Kertas Lusuh
Aisyah tahu darimana ya gue mau ngelamar dia? Masa sih Bang Haidar cerita? Kayaknya dia bukan tipe orang yang bocor, tapi apapun itu memang seharusnya gue cepet gerak sih. Arif nyerah bukan berarti gak ada halangan lagi di depan.
Tok... tok...
Lamunan panjang Naresh langsung buyar begitu ia kedatangan tamu wanita cantik berambut panjang bergelombang. Senyuman manisnya itu yang sukses membius para kaum adam, justru membuat Naresh memasang wajah pasi karena muak dengan kehadirannya
“Udah saya bilang, jangan ganggu saya kenapa kamu masih bersikeras kesini sih?” desis laki-laki bersurai hitam itu sinis.
“Lho, kamu bilang gitu pas aku udah nyampe kesini. Kamu mau aku muter balik gitu?” jawab wanita pemilik nama Veronica Susanti itu enteng.
“Muter balik dan jangan pernah ada pikiran untuk kesini sama sekali, itu yang saya mau.”
“Oh kalo gitu aku menolak, aku udah beliin kamu cinnamon roll kesukaan kamu soalnya.”

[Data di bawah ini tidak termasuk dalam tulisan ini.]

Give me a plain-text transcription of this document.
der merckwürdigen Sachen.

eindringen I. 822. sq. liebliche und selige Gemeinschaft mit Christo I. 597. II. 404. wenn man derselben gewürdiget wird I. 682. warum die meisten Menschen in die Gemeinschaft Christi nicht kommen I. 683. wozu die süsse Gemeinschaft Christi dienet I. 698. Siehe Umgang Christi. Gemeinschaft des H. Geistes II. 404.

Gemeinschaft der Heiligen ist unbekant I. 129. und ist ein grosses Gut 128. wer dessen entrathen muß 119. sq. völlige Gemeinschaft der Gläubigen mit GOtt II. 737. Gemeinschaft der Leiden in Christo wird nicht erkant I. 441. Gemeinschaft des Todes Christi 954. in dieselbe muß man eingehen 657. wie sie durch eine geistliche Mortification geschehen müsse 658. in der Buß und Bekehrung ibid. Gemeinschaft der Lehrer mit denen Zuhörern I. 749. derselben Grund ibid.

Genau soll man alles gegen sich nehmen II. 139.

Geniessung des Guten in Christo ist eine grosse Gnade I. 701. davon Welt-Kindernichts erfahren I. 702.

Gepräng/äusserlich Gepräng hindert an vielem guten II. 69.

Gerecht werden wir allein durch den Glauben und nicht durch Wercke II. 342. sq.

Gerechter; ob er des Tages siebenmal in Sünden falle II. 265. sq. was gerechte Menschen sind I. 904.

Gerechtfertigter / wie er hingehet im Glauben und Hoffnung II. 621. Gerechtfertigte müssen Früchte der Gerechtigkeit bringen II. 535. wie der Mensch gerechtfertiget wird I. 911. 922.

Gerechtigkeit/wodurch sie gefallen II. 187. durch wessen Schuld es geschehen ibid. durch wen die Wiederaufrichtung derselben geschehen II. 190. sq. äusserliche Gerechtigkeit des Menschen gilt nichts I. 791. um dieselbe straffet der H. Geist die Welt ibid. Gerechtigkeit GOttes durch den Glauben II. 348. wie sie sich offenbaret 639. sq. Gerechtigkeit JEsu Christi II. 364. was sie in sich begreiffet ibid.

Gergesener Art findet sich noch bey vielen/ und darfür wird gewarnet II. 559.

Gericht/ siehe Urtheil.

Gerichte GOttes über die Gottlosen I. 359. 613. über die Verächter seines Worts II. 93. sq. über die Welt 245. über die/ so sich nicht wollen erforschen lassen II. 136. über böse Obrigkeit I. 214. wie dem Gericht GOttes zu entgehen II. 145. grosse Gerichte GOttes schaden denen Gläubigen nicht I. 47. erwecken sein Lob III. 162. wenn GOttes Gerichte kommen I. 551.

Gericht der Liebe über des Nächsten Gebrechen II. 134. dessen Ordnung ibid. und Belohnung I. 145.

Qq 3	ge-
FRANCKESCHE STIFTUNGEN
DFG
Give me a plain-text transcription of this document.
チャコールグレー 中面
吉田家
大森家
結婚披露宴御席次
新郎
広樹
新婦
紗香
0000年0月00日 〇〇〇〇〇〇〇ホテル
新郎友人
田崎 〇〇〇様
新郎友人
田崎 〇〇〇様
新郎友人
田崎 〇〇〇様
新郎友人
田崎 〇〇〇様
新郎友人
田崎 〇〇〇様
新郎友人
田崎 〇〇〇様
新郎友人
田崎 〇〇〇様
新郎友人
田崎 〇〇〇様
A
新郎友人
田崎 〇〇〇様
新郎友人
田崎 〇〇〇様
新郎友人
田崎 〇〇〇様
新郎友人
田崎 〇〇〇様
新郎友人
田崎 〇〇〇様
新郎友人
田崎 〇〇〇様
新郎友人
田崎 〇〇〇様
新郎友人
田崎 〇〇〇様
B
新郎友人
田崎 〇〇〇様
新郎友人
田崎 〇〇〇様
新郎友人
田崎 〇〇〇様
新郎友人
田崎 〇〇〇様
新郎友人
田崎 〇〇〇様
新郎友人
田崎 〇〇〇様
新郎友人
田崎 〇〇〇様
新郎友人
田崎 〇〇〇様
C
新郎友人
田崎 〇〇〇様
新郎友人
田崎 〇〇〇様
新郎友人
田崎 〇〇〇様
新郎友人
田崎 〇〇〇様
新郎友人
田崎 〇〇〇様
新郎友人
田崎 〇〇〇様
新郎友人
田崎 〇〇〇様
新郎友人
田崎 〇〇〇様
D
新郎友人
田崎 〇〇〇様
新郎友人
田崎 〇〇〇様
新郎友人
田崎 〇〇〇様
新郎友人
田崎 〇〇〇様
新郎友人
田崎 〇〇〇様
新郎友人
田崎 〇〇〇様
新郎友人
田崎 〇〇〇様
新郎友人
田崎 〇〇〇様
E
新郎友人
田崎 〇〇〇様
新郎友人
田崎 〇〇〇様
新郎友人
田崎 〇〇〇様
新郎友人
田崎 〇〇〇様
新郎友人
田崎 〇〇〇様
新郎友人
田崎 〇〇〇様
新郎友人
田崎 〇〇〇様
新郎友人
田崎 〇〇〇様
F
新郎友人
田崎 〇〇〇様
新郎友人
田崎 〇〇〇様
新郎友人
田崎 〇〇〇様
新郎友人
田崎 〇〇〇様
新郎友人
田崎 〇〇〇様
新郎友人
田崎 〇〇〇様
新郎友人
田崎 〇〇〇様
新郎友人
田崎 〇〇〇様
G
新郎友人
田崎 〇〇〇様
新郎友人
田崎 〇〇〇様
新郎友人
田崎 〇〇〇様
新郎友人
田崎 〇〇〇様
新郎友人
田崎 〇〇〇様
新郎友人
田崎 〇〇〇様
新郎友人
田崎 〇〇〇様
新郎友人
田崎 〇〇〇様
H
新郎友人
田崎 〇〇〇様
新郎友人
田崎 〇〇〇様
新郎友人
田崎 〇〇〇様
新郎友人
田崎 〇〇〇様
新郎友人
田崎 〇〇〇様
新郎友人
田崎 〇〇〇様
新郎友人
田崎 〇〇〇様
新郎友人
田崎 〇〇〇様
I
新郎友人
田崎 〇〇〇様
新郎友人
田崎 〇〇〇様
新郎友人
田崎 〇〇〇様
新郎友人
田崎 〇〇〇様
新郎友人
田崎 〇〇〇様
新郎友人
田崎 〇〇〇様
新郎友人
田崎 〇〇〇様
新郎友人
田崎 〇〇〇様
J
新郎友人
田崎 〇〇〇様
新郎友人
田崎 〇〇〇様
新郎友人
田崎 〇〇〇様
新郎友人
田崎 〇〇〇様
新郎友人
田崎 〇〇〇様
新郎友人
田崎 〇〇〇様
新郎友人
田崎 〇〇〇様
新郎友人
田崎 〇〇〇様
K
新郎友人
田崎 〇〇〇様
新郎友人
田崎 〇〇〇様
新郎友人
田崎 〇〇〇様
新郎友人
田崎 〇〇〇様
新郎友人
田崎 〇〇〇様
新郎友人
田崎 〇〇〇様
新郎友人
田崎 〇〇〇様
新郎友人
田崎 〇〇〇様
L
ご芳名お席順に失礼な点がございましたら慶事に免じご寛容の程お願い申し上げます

Begitu wanita yang akrab dipanggil Vero itu meletakkan satu kantung kertas berisi cinnamon roll di atas laci meja berdiameter sekitar 800x396 mm. PATS! Naresh langsung menebas kantung itu hingga terjatuh ke lantai dengan tatapan tajamnya ke Vero.
“Saya gak butuh. Keluar kamu.”
Vero hanya tersenyum simpul miring, memungut kembali kantung kertas itu dan meletakkannya di atas mejanya.
Ekor matanya melirik ke arah gadis berkerudung di belakang pintu sana yang tengah mengintip kebersamaanya dengan Naresh.
Ide licik mulai terlintas di kepalanya...
SET! GREP! Tanpa permisi, Vero menarik tubuh Naresh dan memeluknya erat sambil sengaja menatap tajam ke arah gadis mungil di belakangnya yang hanya bisa membelelakkan kedua matanya bulat-bulat.
“Cepat sembuh ya, sayang...” tak lupa Vero memberikan jejak kecupan singkat di pipi Naresh hingga pria itu diam mematung kaget.
Gadis cantik di belakang pintu sana bersembunyi sambil meremas ujung pakaiannya pahit. Dadanya terasa di rujam oleh seribu tombak, air matanya tertahan di ujung ekor netra cantiknya dan ia memutuskan untuk pergi dari situ agar luka tak semakin dalam di benaknya.
“Aisyah?” Langkah Aisyah di tahan Eliza yang baru saja sampai di lobi rumah sakit, “Kamu mau kemana? Naresh ada di atas?”
Aisyah menundukkan kepalanya muram.
“Syah?”
Bukannya menjawab, malahan gadis itu menangis terisak-isak di hadapan Eliza bahkan Aisyah menjatuhkan wajahnya itu di bahu bidang Eliza, membiarkan air matanya membasahi jas putih milik Eliza.
Lah... bau-baunya abis patah hati nih bocah...
“Aisyah, mau makan diluar gak? Biar kakak yang traktir.”
Aisyah mengangguk samar dan masih terus menangis di bahu Eliza.
“Yaudah ayo, kita makan yang enak ya malam ini.”